The Ethiopian Ministry of Industry presented its 10 months report. The Ministry of Industry confirmed that significant savings in foreign currency have been achieved through the substitution of imported goods with domestic products. The “Ethiopia Tamirt” program is encouraging Ethiopians to use local products.
Ethiopia has done well in reducing the amount of imports and successfully substituting $2.2 billion worth of products over the past 10 months. Ethiopia substituted these products with those made in Ethiopia. Industry Minister Melaku Alebel highlighted the sector’s impressive 10.1% growth, indicating that the country is on track to achieve a total growth rate of 7.9% by the end of the fiscal year. The “Ethiopia Tamirt” program, which encourages people to buy local products, has been very helpful in achieving this success.

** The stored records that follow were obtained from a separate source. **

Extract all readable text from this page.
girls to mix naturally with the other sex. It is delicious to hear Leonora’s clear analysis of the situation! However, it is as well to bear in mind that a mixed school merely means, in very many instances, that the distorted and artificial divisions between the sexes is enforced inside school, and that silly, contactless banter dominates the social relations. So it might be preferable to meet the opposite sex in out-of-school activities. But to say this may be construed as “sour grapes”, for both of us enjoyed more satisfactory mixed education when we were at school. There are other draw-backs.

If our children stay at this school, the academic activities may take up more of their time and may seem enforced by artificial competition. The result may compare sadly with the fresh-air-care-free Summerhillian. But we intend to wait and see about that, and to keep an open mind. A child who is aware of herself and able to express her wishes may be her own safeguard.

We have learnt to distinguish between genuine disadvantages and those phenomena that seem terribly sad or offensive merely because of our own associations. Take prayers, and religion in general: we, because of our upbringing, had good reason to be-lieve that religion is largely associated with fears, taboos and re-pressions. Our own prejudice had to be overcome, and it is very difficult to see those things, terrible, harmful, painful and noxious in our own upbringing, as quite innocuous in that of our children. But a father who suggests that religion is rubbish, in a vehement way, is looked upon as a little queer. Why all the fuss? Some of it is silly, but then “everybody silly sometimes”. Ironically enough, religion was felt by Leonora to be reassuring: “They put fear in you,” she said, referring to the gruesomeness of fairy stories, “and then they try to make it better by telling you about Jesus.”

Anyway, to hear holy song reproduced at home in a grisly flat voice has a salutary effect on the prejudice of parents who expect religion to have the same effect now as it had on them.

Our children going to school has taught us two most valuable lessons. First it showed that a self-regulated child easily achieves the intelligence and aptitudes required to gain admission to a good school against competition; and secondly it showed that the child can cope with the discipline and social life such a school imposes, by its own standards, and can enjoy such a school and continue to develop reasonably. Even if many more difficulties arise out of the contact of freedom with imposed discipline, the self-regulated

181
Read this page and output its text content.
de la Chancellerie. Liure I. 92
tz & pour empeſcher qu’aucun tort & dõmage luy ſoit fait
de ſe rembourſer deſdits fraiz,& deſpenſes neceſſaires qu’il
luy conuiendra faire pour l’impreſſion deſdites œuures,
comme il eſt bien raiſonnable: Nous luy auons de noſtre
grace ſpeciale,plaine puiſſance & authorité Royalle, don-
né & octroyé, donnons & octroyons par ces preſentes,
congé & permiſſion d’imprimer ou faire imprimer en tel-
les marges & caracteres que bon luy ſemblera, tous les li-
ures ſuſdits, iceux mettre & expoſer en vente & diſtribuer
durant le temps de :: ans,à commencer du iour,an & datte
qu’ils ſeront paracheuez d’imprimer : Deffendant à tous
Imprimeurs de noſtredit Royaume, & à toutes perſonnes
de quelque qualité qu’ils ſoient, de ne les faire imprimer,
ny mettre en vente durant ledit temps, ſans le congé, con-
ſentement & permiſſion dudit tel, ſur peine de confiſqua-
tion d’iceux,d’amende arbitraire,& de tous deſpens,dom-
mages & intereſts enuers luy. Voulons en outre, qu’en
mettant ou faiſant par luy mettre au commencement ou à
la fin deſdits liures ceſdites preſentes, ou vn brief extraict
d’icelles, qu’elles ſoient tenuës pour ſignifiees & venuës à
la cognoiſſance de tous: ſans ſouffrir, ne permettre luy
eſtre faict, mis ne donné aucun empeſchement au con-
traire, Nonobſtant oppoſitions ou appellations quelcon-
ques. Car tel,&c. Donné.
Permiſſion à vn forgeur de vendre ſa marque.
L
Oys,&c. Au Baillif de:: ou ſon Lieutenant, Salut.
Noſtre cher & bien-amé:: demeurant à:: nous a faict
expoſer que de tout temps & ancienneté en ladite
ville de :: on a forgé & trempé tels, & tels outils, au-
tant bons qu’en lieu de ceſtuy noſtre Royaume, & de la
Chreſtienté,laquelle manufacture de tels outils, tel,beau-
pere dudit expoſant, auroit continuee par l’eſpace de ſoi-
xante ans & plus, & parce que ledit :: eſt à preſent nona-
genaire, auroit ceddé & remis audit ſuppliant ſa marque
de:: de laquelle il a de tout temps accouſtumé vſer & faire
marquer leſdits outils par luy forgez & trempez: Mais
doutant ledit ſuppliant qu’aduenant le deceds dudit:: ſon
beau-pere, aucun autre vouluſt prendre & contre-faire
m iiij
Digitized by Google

Whereas, at the end of May 2024, the Ethiopian ministry shared its 9 months report and confirmed that an estimated 2.2 metric tons of various products worth 3.1 billion birr have been substituted with locally produced alternatives. According to the report, he has managed to save $1.9 billion by meeting the demand for domestic products instead of imports.
So, in one month, Ethiopia has saved $0.3 billion by substituting imported goods with domestic products.
In the past 10 months, 129 heavy industries have started operating after new investments were made in the sector. Additionally, industries that had stopped production due to various reasons were revived under the “Ethiopia Tamirt” initiative, resulting in increased production capacity. The “Ethiopia Tamirt” movement played a key role in achieving these results.
During this period, the country substituted $2.2 billion worth of imported products with local goods. Moreover, the industry sector is expected to grow by 12.8% in the upcoming 2024-25 Ethiopian Fiscal Year, which begins next July.